Extraordinary claims about Prince Philip's extra-marital dalliances have surfaced yet again from royal insider Ingrid Seward.
The editor-in-chief of Majesty magazine – and one of the most prominent and respected writers on the British royal family – delves into the Duke of Edinburgh's affairs and the Queen's acceptance of them in an eye-opening piece for the Daily Mail.
While she doesn't directly accuse Philip, who is now 96 and retired from royal engagements, she alludes to the well-known fact that he "enjoyed the company of pretty women, preferably years younger than he is".
She claims that he happily glided around the dance floor with Penny Romsey, the wife of Lord Brabourne, and digs up past rumours of alleged affairs with actress Pat Kirkwood and Sarah Ferguson's mother Susan Barrantes among others.
Seward also highlights how royal author Sarah Bradford is adamant that the Duke strayed, quoting her saying: "The Duke of Edinburgh has had affairs — yes, full-blown affairs and more than one.
"Not with Pat Kirkwood or Merle Oberon or any of those people . . . All that was nonsense, complete nonsense. I don't think there was ever anything in any of that. But he has affairs. And the Queen accepts it. I think she thinks that's how men are.
"He's never been one for chasing actresses. His interest is quite different. The women he goes for are always younger than him, usually beautiful and highly aristocratic," she added.
Seward's article came just four days before the Queen and Prince Philip's 70<sup>th wedding anniversary, and has undoubtedly stirred the pot among other royal commentators.
Offering his insights about Philip's alleged affairs, royal commentator Richard Fitzwilliams believes there is no proof that the Duke has been unfaithful to the Queen, but acknowledges the idea that he has been "attracted to beautiful and interesting younger women."
He told IBTimes UK: "One of the most persistent rumours about Prince Philip is that he has had affairs whilst being married to the Queen and these go back to the late 1940s. The list of candidates includes the actress Pat Kirkwood and the singer and night-club owner Hélène Cordet.
"They were given credence by the historian Sarah Bradford who stated this as a fact in her biography of the Queen though she named no names. When interviewed by Gyles Brandreth for his excellent biography, Philip and Elizabeth, she named the Duchess of Abercorn, known as Sacha.
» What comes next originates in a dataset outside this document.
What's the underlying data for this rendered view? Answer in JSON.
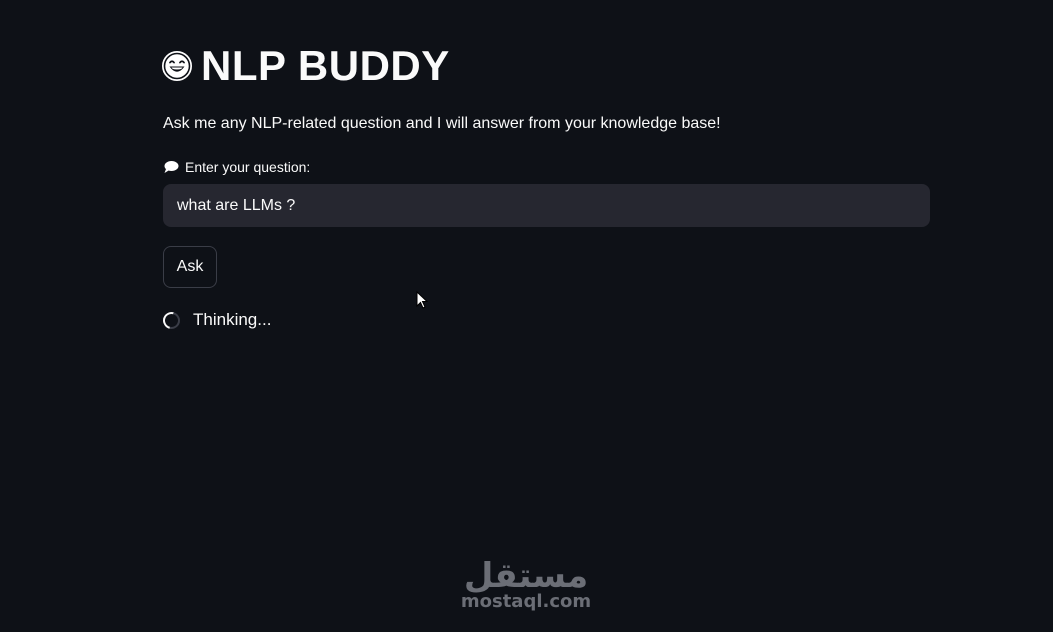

"However, the Duchess told Brandreth that though her friendship with Philip was indeed close, it was based on a mutual fascination with ideas and it was not physical.
"Philip's carriage-driving companion Penny Romsey, the wife of Lord Brabourne, is another attractive woman whose company he enjoys with the approval of the Queen, who has attended competitions in which they have participated together. Brandreth writes of 'passionate friendships' with younger women which are unconsummated but which help keep him young.
"Here surely is the key to the avalanche of speculation, much of which has centred round Philip's membership of the all-male Thursday Club in Soho run by the photographer Baron Nahum who died in 1956 and there was an official denial of a rift in the royal marriage in 1957 after his four-month tour round the Commonwealth."
Fitzwilliams concluded: "He has obviously always been attracted to beautiful and interesting younger women but decades of debate on this subject have not revealed a single fact which proves he has been unfaithful to the Queen. However, it sells newspapers and the Duke knows he will never banish the gossip which surrounds him even though he points out that he is invariably accompanied by a detective which would make such activities extremely difficult."
Seward also notes in her article that Philip denied any rumours of illicit affairs due to having a policeman nearby at all times. He told a reporter in 1992: "Have you ever stopped to think that, for the past 40 years, I have never moved anywhere without a policeman accompanying me? So how the hell could I get away with anything like that?"
Another royal write, Phil Dampier, isn't convinced by Philip's response. He said: "There have always been rumours about Philip and affairs but very little hard evidence. I've never bought his reasoning that he couldn't be unfaithful because he always had a policeman nearby - that didn't stop Charles!
"A lot will probably be alleged after he's gone. Whatever the truth the Queen, as ever has probably been pragmatic about it," he added.